El debate se centra en cómo el cuerpo metaboliza los carbohidratos en diferentes momentos del día, un fenómeno conocido como crononutrición. Un metaanálisis reciente publicado en el Journal of the American Nutrition Association indica que, efectivamente, consumir carbohidratos por la noche puede resultar en niveles más altos de glucosa en sangre en comparación con su ingesta por la mañana. No obstante, el estudio no encontró diferencias significativas en la respuesta de insulina, lo que sugiere que no hay evidencia concluyente que vincule el aumento ligero de glucosa por la noche con un sueño de menor calidad.
Por otra parte, si una persona consume grandes cantidades de fruta por la noche, es posible que experimente una digestión más pesada y, por ende, un sueño fragmentado.
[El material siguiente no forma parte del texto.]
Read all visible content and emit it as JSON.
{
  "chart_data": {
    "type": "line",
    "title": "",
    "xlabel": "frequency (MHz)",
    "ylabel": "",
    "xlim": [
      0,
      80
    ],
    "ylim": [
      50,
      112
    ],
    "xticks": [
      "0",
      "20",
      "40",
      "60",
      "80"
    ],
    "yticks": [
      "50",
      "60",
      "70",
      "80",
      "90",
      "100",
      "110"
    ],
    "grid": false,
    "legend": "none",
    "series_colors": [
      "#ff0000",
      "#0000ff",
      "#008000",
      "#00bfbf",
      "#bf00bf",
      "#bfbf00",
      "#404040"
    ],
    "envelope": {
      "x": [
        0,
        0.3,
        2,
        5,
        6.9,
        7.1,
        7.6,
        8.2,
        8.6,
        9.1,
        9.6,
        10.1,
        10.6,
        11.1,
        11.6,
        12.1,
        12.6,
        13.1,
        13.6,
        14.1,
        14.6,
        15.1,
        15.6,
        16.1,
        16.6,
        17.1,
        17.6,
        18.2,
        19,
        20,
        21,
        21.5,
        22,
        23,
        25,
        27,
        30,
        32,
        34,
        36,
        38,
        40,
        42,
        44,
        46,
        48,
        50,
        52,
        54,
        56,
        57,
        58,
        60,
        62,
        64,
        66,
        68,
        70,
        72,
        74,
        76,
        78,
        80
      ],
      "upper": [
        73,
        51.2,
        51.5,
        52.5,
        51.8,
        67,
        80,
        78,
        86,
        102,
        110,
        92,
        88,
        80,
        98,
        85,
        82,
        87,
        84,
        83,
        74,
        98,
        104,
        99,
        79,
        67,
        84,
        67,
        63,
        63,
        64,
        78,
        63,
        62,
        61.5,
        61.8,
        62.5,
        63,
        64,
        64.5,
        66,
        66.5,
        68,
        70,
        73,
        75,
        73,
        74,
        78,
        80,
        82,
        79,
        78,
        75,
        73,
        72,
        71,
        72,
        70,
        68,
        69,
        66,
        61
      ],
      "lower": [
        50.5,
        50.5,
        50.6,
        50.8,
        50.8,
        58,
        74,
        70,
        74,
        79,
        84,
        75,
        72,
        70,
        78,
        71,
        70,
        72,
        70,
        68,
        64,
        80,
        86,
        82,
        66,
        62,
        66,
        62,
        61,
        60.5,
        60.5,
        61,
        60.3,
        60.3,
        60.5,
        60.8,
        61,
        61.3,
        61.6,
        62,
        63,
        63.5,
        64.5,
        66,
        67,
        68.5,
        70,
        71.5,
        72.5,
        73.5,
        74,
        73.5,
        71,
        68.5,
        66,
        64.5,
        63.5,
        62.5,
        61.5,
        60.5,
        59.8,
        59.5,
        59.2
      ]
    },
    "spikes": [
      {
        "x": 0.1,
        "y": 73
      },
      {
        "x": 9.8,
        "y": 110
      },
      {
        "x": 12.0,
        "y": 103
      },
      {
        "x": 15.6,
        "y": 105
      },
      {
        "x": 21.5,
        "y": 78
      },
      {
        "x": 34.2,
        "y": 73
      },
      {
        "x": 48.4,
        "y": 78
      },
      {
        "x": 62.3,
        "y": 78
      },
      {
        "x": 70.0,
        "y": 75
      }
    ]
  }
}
Los expertos aconsejan cenar ligero y evitar las comidas abundantes justo antes de dormir, pero esto no aplica necesariamente al consumo moderado de frutas.
Lejos de ser un obstáculo para un buen descanso, el consumo de frutas puede ser, de hecho, beneficioso. Un estudio de 2025 publicado en Sleep Health analizó la relación entre la ingesta de frutas y verduras y los patrones de sueño, encontrando que un mayor consumo de estos alimentos se correlaciona con una reducción en la fragmentación del sueño. En términos concretos, una ingesta de alrededor de cinco tazas diarias podría mejorar la calidad del sueño en un 16%.
Por lo tanto, desaconsejar la ingesta de frutas a última hora del día carece de fundamento científico para la mayoría de la población. A pesar de que algunas condiciones digestivas o metabólicas podrían requerir precaución, el balance general sugiere que, para la mayoría, disfrutar de frutas por la noche no debería ser un motivo de preocupación.